Fred Cavanah, director of the city Transit Services, said the city has failed to meet the required minimum fare box revenue in relation to operating cost. He explained that because Stanislaus County reached a population of over 500,000 residents, the fare box recovery ratio for transit systems to meet increased from 15 percent to 20 percent which has been thus far impossible to meet. Because the Ceres system came up $15,000 short in fares, the Stanislaus Council of Governments (StanCOG) will be required to withhold $15,000 in revenues, effectively causing the city to pay $15,000 out of its general fund.
Nationwide, transit ridership has been in decline since 2013, explained Cavanah. He cited the rise of private ride services like Lyft and Uber, lower gas prices and a rise in car ownership in a better economy. The problem has been greatest in suburban communities like Ceres with small densities and limited service levels.
He suggested that either the Modesto Area Express (MAX) or Stanislaus County Regional Transit (StaRT) is open to operating the Ceres system because of economies of scale.

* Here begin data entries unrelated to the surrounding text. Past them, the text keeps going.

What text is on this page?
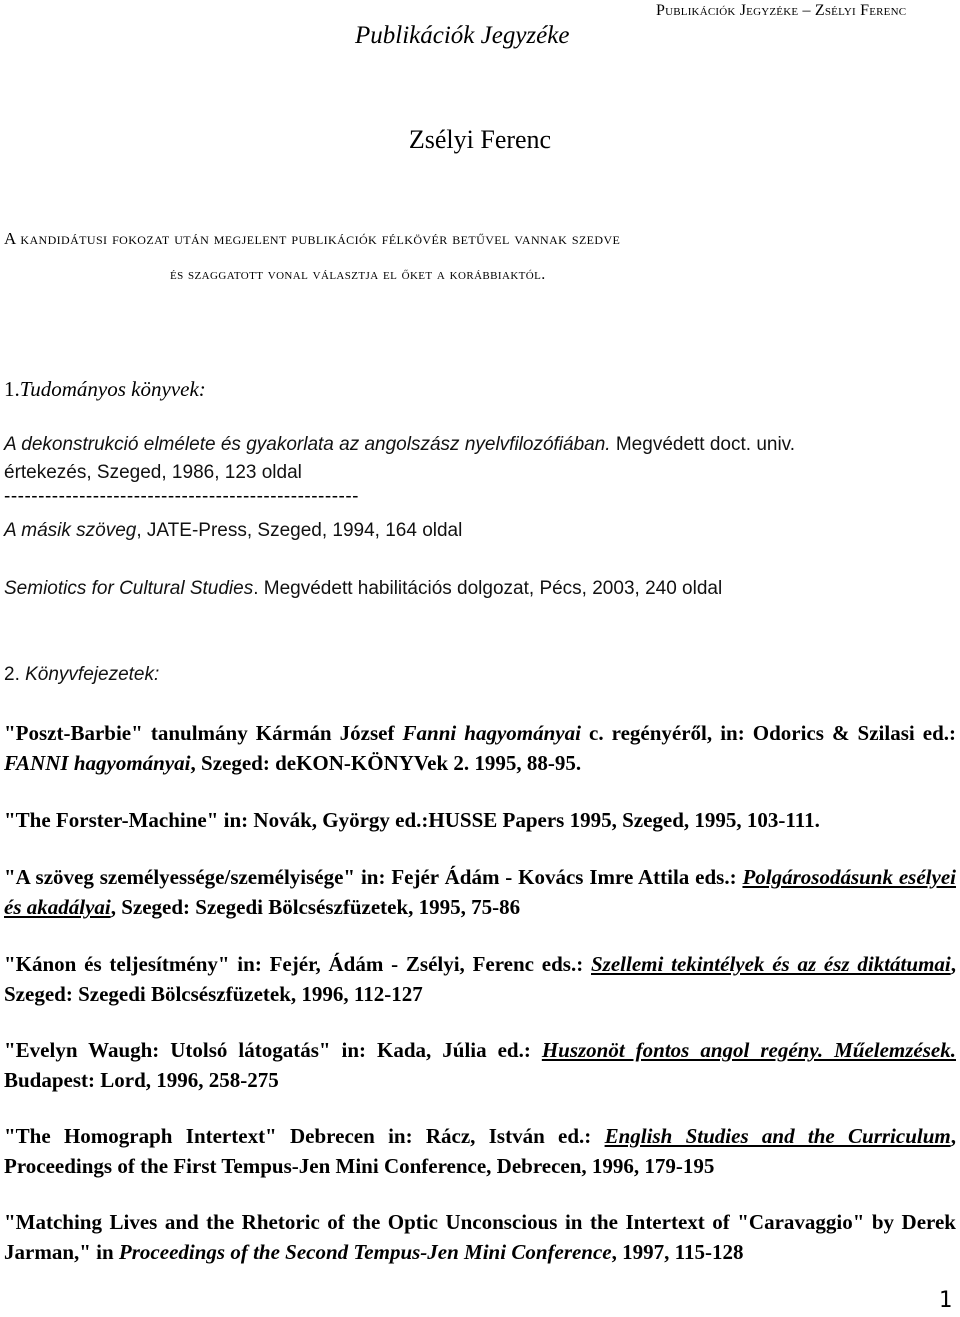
Publikációk Jegyzéke
Publikációk Jegyzéke – Zsélyi Ferenc
Zsélyi Ferenc
A kandidátusi fokozat után megjelent publikációk félkövér betűvel vannak szedve
és szaggatott vonal választja el őket a korábbiaktól.
1.Tudományos könyvek:
A dekonstrukció elmélete és gyakorlata az angolszász nyelvfilozófiában. Megvédett doct. univ.
értekezés, Szeged, 1986, 123 oldal
----------------------------------------------------
A másik szöveg, JATE-Press, Szeged, 1994, 164 oldal
Semiotics for Cultural Studies. Megvédett habilitációs dolgozat, Pécs, 2003, 240 oldal
2. Könyvfejezetek:
"Poszt-Barbie" tanulmány Kármán József Fanni hagyományai c. regényéről, in: Odorics & Szilasi ed.: FANNI hagyományai, Szeged: deKON-KÖNYVek 2. 1995, 88-95.
"The Forster-Machine" in: Novák, György ed.:HUSSE Papers 1995, Szeged, 1995, 103-111.
"A szöveg személyessége/személyisége" in: Fejér Ádám - Kovács Imre Attila eds.: Polgárosodásunk esélyei és akadályai, Szeged: Szegedi Bölcsészfüzetek, 1995, 75-86
"Kánon és teljesítmény" in: Fejér, Ádám - Zsélyi, Ferenc eds.: Szellemi tekintélyek és az ész diktátumai, Szeged: Szegedi Bölcsészfüzetek, 1996, 112-127
"Evelyn Waugh: Utolsó látogatás" in: Kada, Júlia ed.: Huszonöt fontos angol regény. Műelemzések. Budapest: Lord, 1996, 258-275
"The Homograph Intertext" Debrecen in: Rácz, István ed.: English Studies and the Curriculum, Proceedings of the First Tempus-Jen Mini Conference, Debrecen, 1996, 179-195
"Matching Lives and the Rhetoric of the Optic Unconscious in the Intertext of "Caravaggio" by Derek Jarman," in Proceedings of the Second Tempus-Jen Mini Conference, 1997, 115-128
1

The city would lose control over the system but also would not be subject to penalties for falling short in ridership revenues.
“They would be completely responsible for everything that occurs in the Ceres transit service,” he told the council. “The Ceres transit system would actually become a part of either the city of Modesto’s service, which is MAX, or the Stanislaus County transit, which is StaRT and Ceres would not have any responsibility whatsoever with the transit service.”

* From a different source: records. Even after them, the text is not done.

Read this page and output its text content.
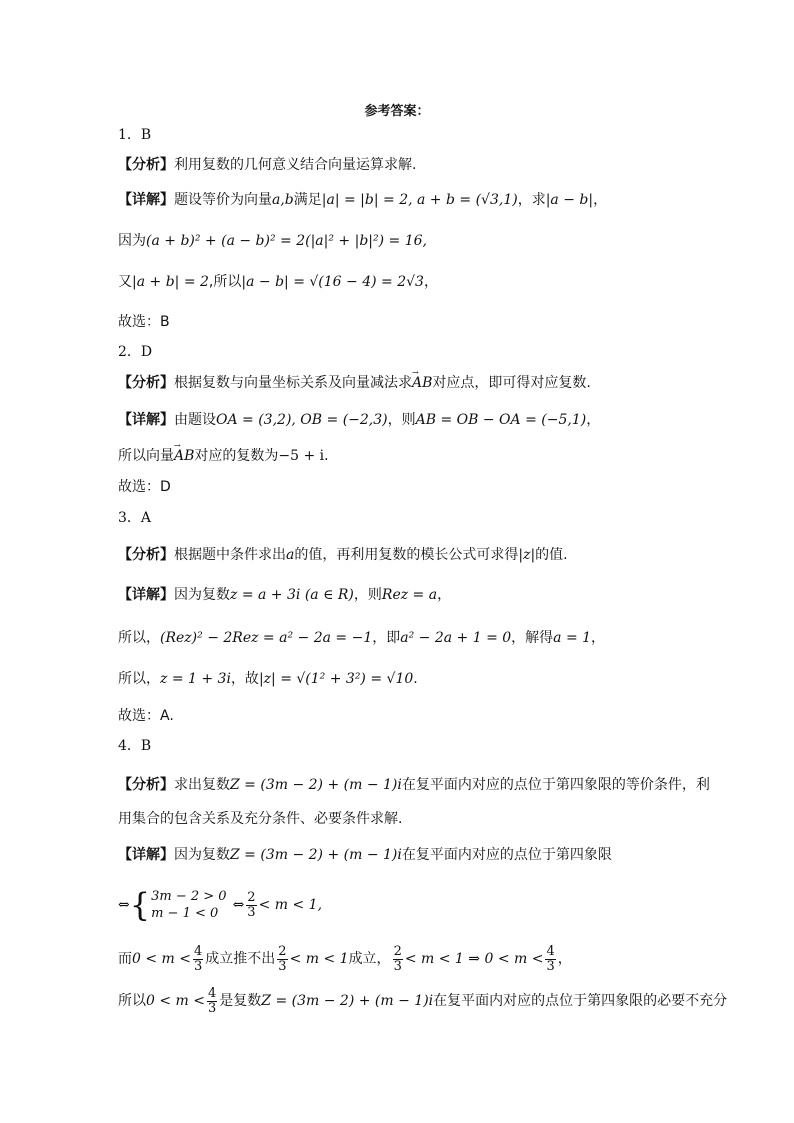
参考答案：
1．B
【分析】利用复数的几何意义结合向量运算求解.
【详解】题设等价为向量a,b满足|a| = |b| = 2, a + b = (√3,1)，求|a − b|，
因为(a + b)² + (a − b)² = 2(|a|² + |b|²) = 16,
又|a + b| = 2,所以|a − b| = √(16 − 4) = 2√3，
故选：B
2．D
【分析】根据复数与向量坐标关系及向量减法求→ AB对应点，即可得对应复数.
【详解】由题设OA = (3,2), OB = (−2,3)，则AB = OB − OA = (−5,1)，
所以向量→ AB对应的复数为−5 + i.
故选：D
3．A
【分析】根据题中条件求出a的值，再利用复数的模长公式可求得|z|的值.
【详解】因为复数z = a + 3i (a ∈ R)，则Rez = a，
所以，(Rez)² − 2Rez = a² − 2a = −1，即a² − 2a + 1 = 0，解得a = 1，
所以，z = 1 + 3i，故|z| = √(1² + 3²) = √10.
故选：A.
4．B
【分析】求出复数Z = (3m − 2) + (m − 1)i在复平面内对应的点位于第四象限的等价条件，利
用集合的包含关系及充分条件、必要条件求解.
【详解】因为复数Z = (3m − 2) + (m − 1)i在复平面内对应的点位于第四象限
⇔ { 3m − 2 > 0
m − 1 < 0
⇔ $\frac{2}{3} < m < 1$,
而 $0 < m < \frac{4}{3}$ 成立推不出 $\frac{2}{3} < m < 1$ 成立， $\frac{2}{3} < m < 1$ ⇒ $0 < m < \frac{4}{3}$ ，
所以 $0 < m < \frac{4}{3}$ 是复数 Z = (3m − 2) + (m − 1)i 在复平面内对应的点位于第四象限的必要不充分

Cavanah said any Memorandum of Understanding crafted with another agency would seek to allow Ceres to have some input on service level. But he cautioned that the agency taking over the system would likely make decisions that won’t negatively impact their own systems. He said Ceres has minimal service and doubted it would be scaled back.
The idea had appeal to the council. Negotiations will determine which agency would be interested and how the agreement would be structured.

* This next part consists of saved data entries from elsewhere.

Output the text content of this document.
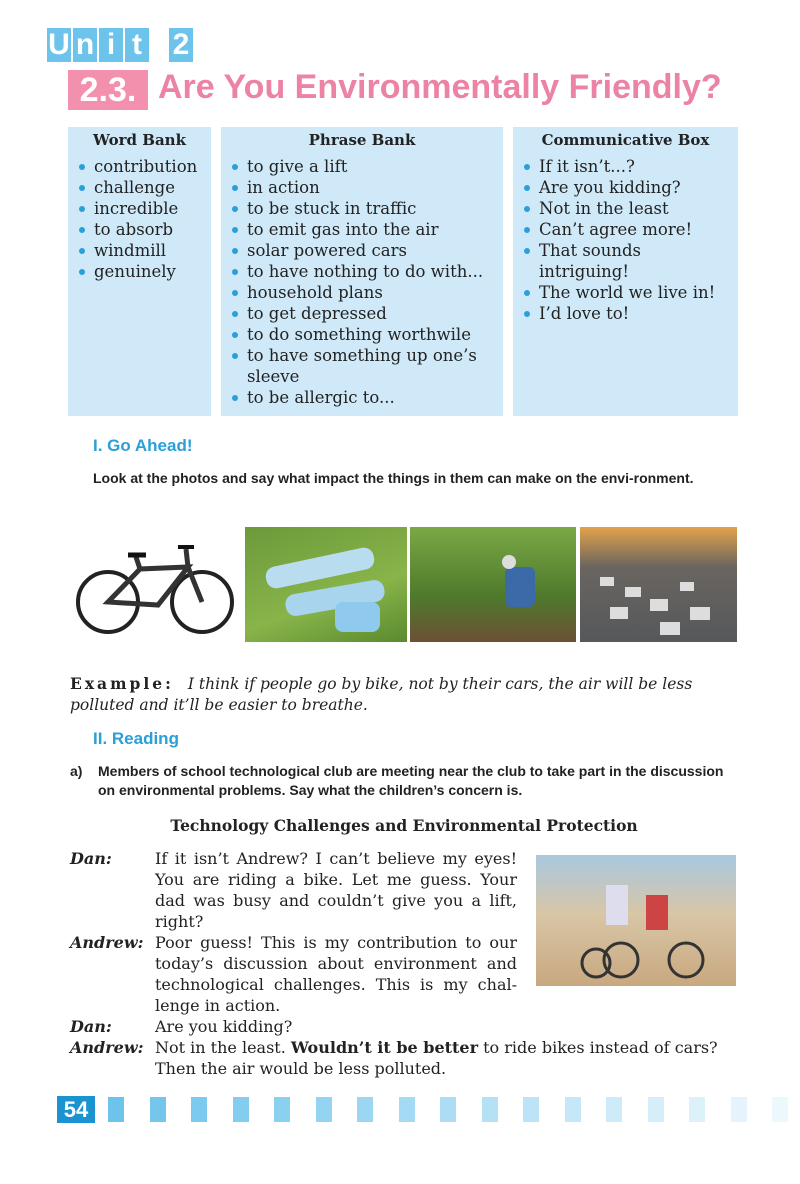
U n i t 2
2.3. Are You Environmentally Friendly?
Word Bank
contribution
challenge
incredible
to absorb
windmill
genuinely
Phrase Bank
to give a lift
in action
to be stuck in traffic
to emit gas into the air
solar powered cars
to have nothing to do with...
household plans
to get depressed
to do something worthwile
to have something up one’s sleeve
to be allergic to...
Communicative Box
If it isn’t...?
Are you kidding?
Not in the least
Can’t agree more!
That sounds intriguing!
The world we live in!
I’d love to!
I. Go Ahead!
Look at the photos and say what impact the things in them can make on the envi-ronment.
Example: I think if people go by bike, not by their cars, the air will be less polluted and it’ll be easier to breathe.
II. Reading
a)	Members of school technological club are meeting near the club to take part in the discussion on environmental problems. Say what the children’s concern is.
Technology Challenges and Environmental Protection
Dan:	If it isn’t Andrew? I can’t believe my eyes! You are riding a bike. Let me guess. Your dad was busy and couldn’t give you a lift, right?
Andrew: Poor guess! This is my contribution to our today’s discussion about environment and technological challenges. This is my chal-lenge in action.
Dan:	Are you kidding?
Andrew: Not in the least. Wouldn’t it be better to ride bikes instead of cars? Then the air would be less polluted.
54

Vice Mayor Linda Ryno asked Cavanah why other agencies would be willing to take on the Ceres route when it’s likely to be a drain on them. Cavanah explained that the overhead in the other systems is so much greater than Ceres that it may not be noticed.
Modesto carries 1,200 passengers a day while Ceres is 58.
In 2016 the city raised rates and significantly scaled back its’ Dial-A-Ride and fixed route systems. Those changes forced CAT to trim two routes into one shorter route and eliminating two other routes. Service operates from 6 a.m. to 6 p.m. weekdays with no weekend service. CAT currently operates 6 a.m. to 7 p.m. weekdays, 10 a.m. to 6 p.m. on Saturdays and 10 a.m. to 4 p.m. on Sundays.
Dial-a-Ride services were also limited to only seniors aged 65 and older, and persons with disabilities.